2. Age. Each of the various epochs of life is liable to certain peculiar diseases. During the earliest period-from birth to first dentition-not only is the body very frail, but there is great irritability and sensitiveness, a predisposition to spasms and convulsions, to hydrocephalus, inflammation of the brain or its membranes, and to rickets, &c. Mankind spring not up full-formed, and ready armed for battling with adversity, like the fabled army from the teeth of dragons sown by Cadmus; but rather as the seed which is scattered from the hand of God over all the earth.' As then the young plant requires care and attention proportioned to its frailness, so the tender infant demands the most constant watchfulness and judicious management. The process of dentition alone keeps up a constant irritation which impairs the functions of the brain, alimentary canal, and skin; and many children die during teething. So slender indeed is the thread of life, and so serious are the various infantile diseases, that one child in every five dies within a year after birth, and one in three before the end of the fifth year.

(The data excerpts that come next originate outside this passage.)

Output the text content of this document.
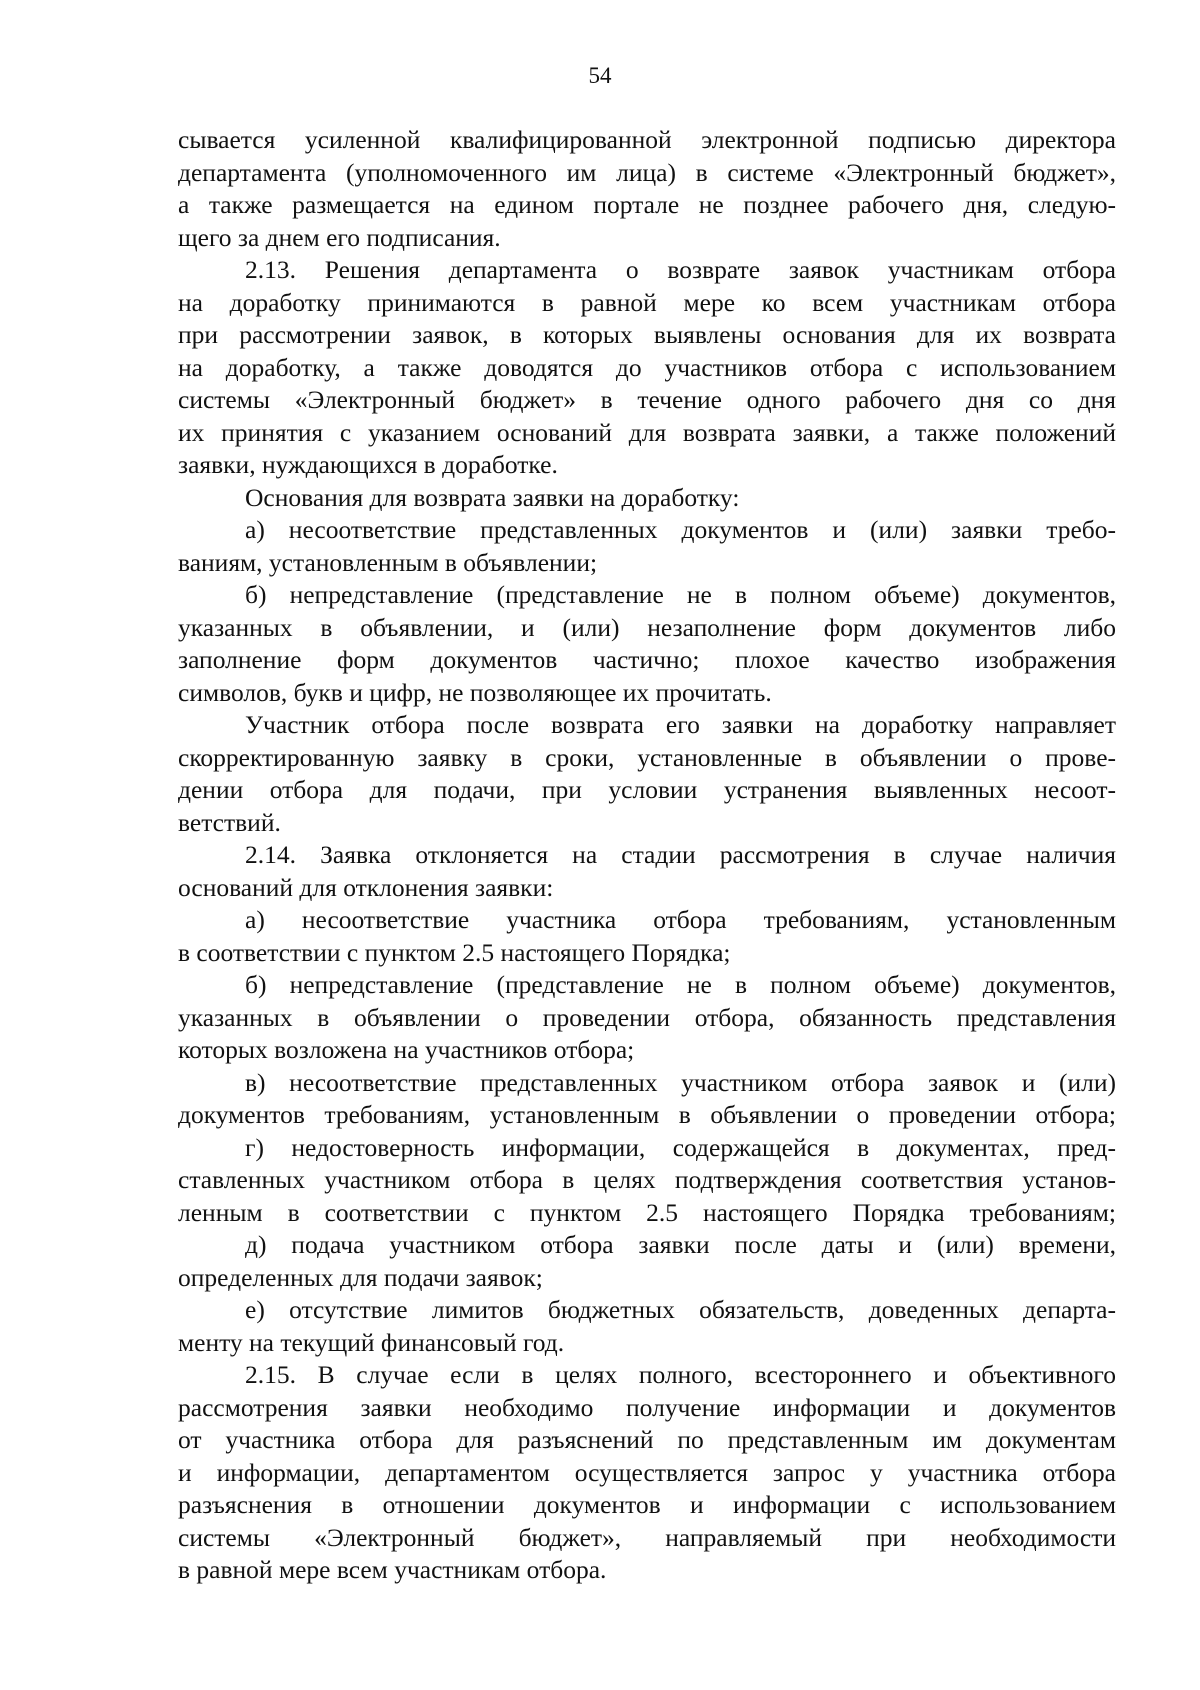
54
сывается усиленной квалифицированной электронной подписью директора
департамента (уполномоченного им лица) в системе «Электронный бюджет»,
а также размещается на едином портале не позднее рабочего дня, следую-
щего за днем его подписания.
2.13. Решения департамента о возврате заявок участникам отбора
на доработку принимаются в равной мере ко всем участникам отбора
при рассмотрении заявок, в которых выявлены основания для их возврата
на доработку, а также доводятся до участников отбора с использованием
системы «Электронный бюджет» в течение одного рабочего дня со дня
их принятия с указанием оснований для возврата заявки, а также положений
заявки, нуждающихся в доработке.
Основания для возврата заявки на доработку:
а) несоответствие представленных документов и (или) заявки требо-
ваниям, установленным в объявлении;
б) непредставление (представление не в полном объеме) документов,
указанных в объявлении, и (или) незаполнение форм документов либо
заполнение форм документов частично; плохое качество изображения
символов, букв и цифр, не позволяющее их прочитать.
Участник отбора после возврата его заявки на доработку направляет
скорректированную заявку в сроки, установленные в объявлении о прове-
дении отбора для подачи, при условии устранения выявленных несоот-
ветствий.
2.14. Заявка отклоняется на стадии рассмотрения в случае наличия
оснований для отклонения заявки:
а) несоответствие участника отбора требованиям, установленным
в соответствии с пунктом 2.5 настоящего Порядка;
б) непредставление (представление не в полном объеме) документов,
указанных в объявлении о проведении отбора, обязанность представления
которых возложена на участников отбора;
в) несоответствие представленных участником отбора заявок и (или)
документов требованиям, установленным в объявлении о проведении отбора;
г) недостоверность информации, содержащейся в документах, пред-
ставленных участником отбора в целях подтверждения соответствия установ-
ленным в соответствии с пунктом 2.5 настоящего Порядка требованиям;
д) подача участником отбора заявки после даты и (или) времени,
определенных для подачи заявок;
е) отсутствие лимитов бюджетных обязательств, доведенных департа-
менту на текущий финансовый год.
2.15. В случае если в целях полного, всестороннего и объективного
рассмотрения заявки необходимо получение информации и документов
от участника отбора для разъяснений по представленным им документам
и информации, департаментом осуществляется запрос у участника отбора
разъяснения в отношении документов и информации с использованием
системы «Электронный бюджет», направляемый при необходимости
в равной мере всем участникам отбора.
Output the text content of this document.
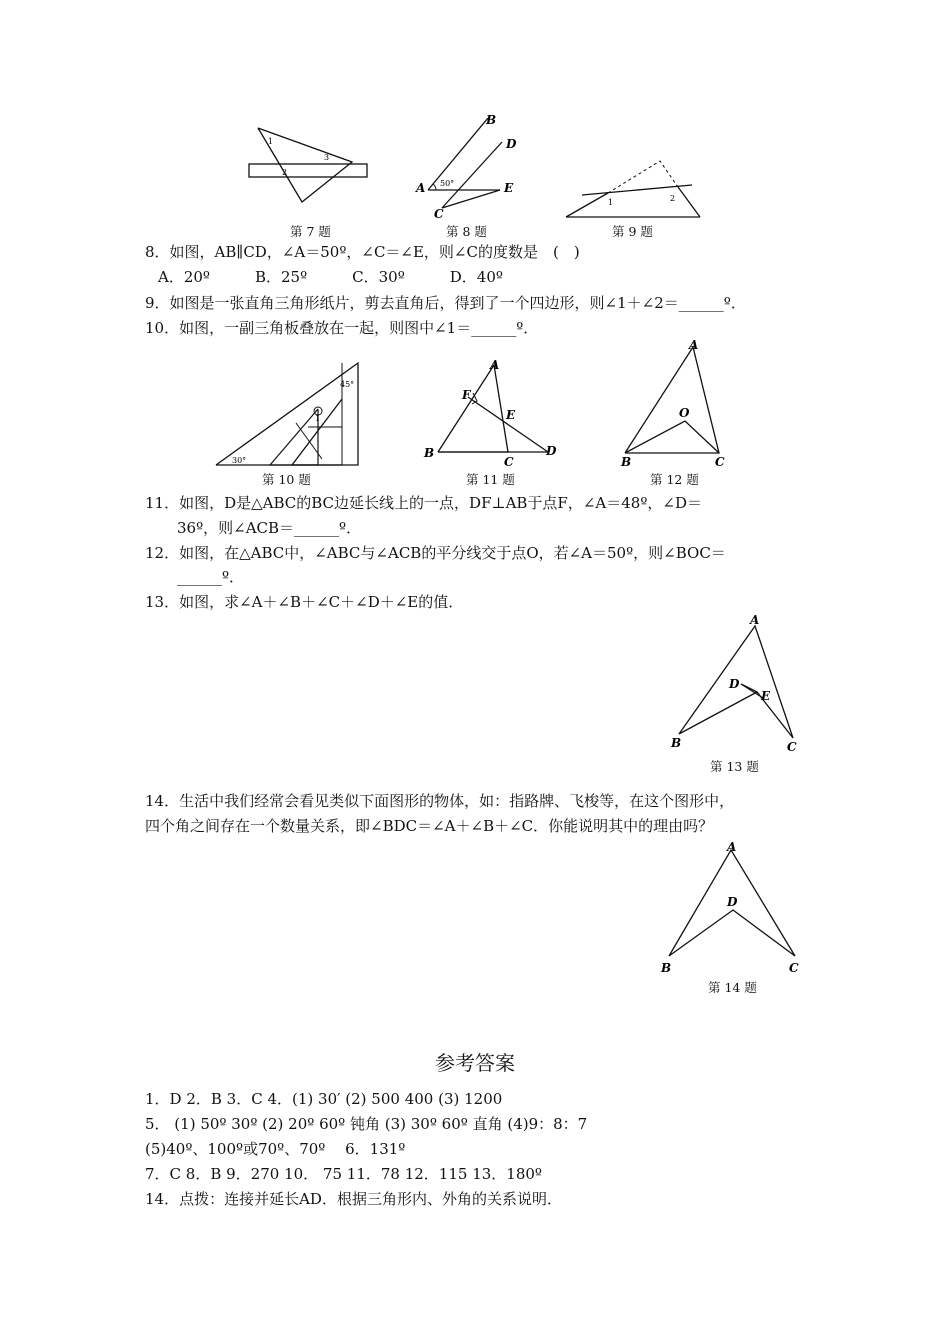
1
2
3
第 7 题
B
D
A 50°	E
C
第 8 题
1	2
第 9 题
8．如图，AB∥CD，∠A＝50º，∠C＝∠E，则∠C的度数是　(　)
A．20º　　　B．25º　　　C．30º　　　D．40º
9．如图是一张直角三角形纸片，剪去直角后，得到了一个四边形，则∠1＋∠2＝______º．
10．如图，一副三角板叠放在一起，则图中∠1＝______º．
45°
1
30°
第 10 题
A
F
E
B
C
D
第 11 题
A
O
B	C
第 12 题
11．如图，D是△ABC的BC边延长线上的一点，DF⊥AB于点F，∠A＝48º，∠D＝
36º，则∠ACB＝______º．
12．如图，在△ABC中，∠ABC与∠ACB的平分线交于点O，若∠A＝50º，则∠BOC＝
______º．
13．如图，求∠A＋∠B＋∠C＋∠D＋∠E的值．
A
D
E
B	C
第 13 题
14．生活中我们经常会看见类似下面图形的物体，如：指路牌、飞梭等，在这个图形中，
四个角之间存在一个数量关系，即∠BDC＝∠A＋∠B＋∠C．你能说明其中的理由吗？
A
D
B	C
第 14 题
参考答案
1．D 2．B 3．C 4．(1) 30′ (2) 500 400 (3) 1200
5． (1) 50º 30º (2) 20º 60º 钝角 (3) 30º 60º 直角 (4)9：8：7
(5)40º、100º或70º、70º　 6．131º
7．C 8．B 9．270 10． 75 11．78 12．115 13．180º
14．点拨：连接并延长AD．根据三角形内、外角的关系说明．
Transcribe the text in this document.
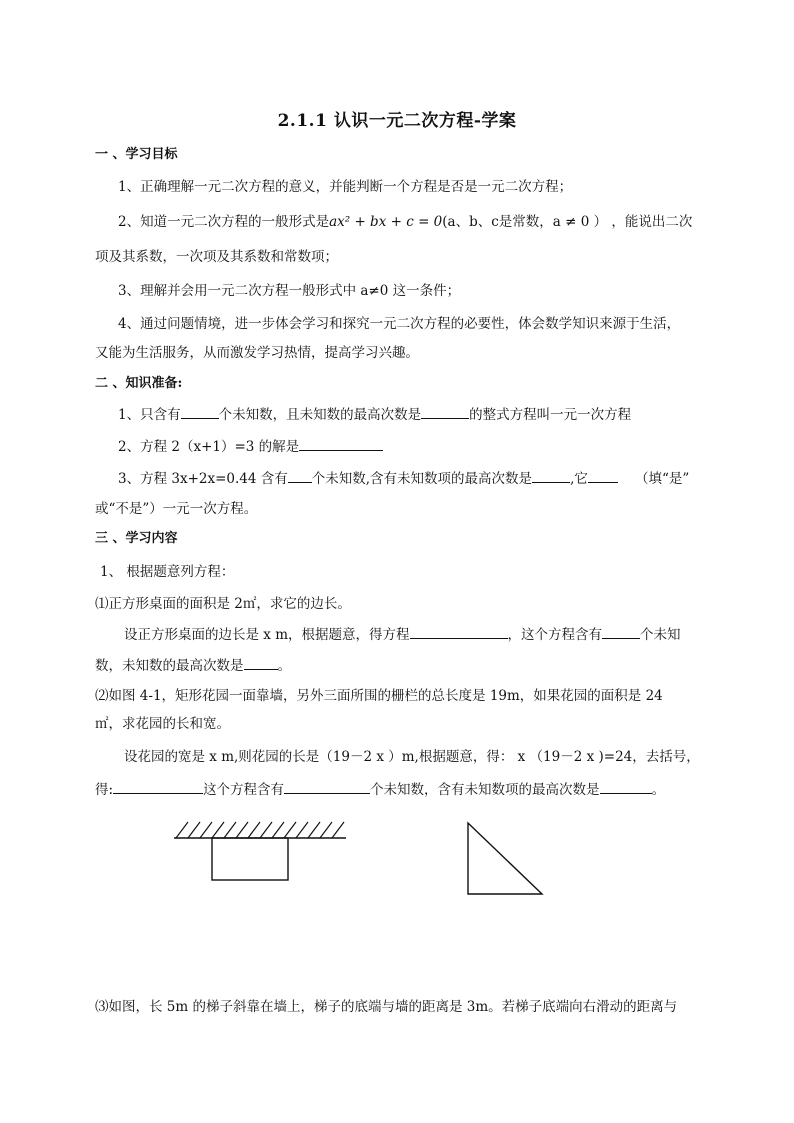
2.1.1 认识一元二次方程-学案
一 、学习目标
1、正确理解一元二次方程的意义，并能判断一个方程是否是一元二次方程；
2、知道一元二次方程的一般形式是ax² + bx + c = 0(a、b、c是常数，a ≠ 0 ） ，能说出二次
项及其系数，一次项及其系数和常数项；
3、理解并会用一元二次方程一般形式中 a≠0 这一条件；
4、通过问题情境，进一步体会学习和探究一元二次方程的必要性，体会数学知识来源于生活，
又能为生活服务，从而激发学习热情，提高学习兴趣。
二 、知识准备:
1、只含有	个未知数，且未知数的最高次数是	的整式方程叫一元一次方程
2、方程 2（x+1）=3 的解是
3、方程 3x+2x=0.44 含有 个未知数,含有未知数项的最高次数是	,它	（填“是”
或“不是”）一元一次方程。
三 、学习内容
1、 根据题意列方程：
⑴正方形桌面的面积是 2㎡，求它的边长。
设正方形桌面的边长是 x m，根据题意，得方程	，这个方程含有	个未知
数，未知数的最高次数是	。
⑵如图 4-1，矩形花园一面靠墙，另外三面所围的栅栏的总长度是 19m，如果花园的面积是 24
㎡，求花园的长和宽。
设花园的宽是 x m,则花园的长是（19－2 x ）m,根据题意，得： x （19－2 x )=24，去括号，
得:	这个方程含有	个未知数，含有未知数项的最高次数是	。
⑶如图，长 5m 的梯子斜靠在墙上，梯子的底端与墙的距离是 3m。若梯子底端向右滑动的距离与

After the first dentition to the sixth or seventh year, the powers of life become more energetic; there is great excitement of the vascular and nervous system, easy exhaustion but also easy restoration. The predisposition is to inflammatory affections, to attacks of fever, and to the exanthematous disorders. In the inflammatory diseases of children there is a strong tendency to the formation of coagulable lymph,

1 On the Use of the Body in relation to the Mind. By G. Moore, M.D.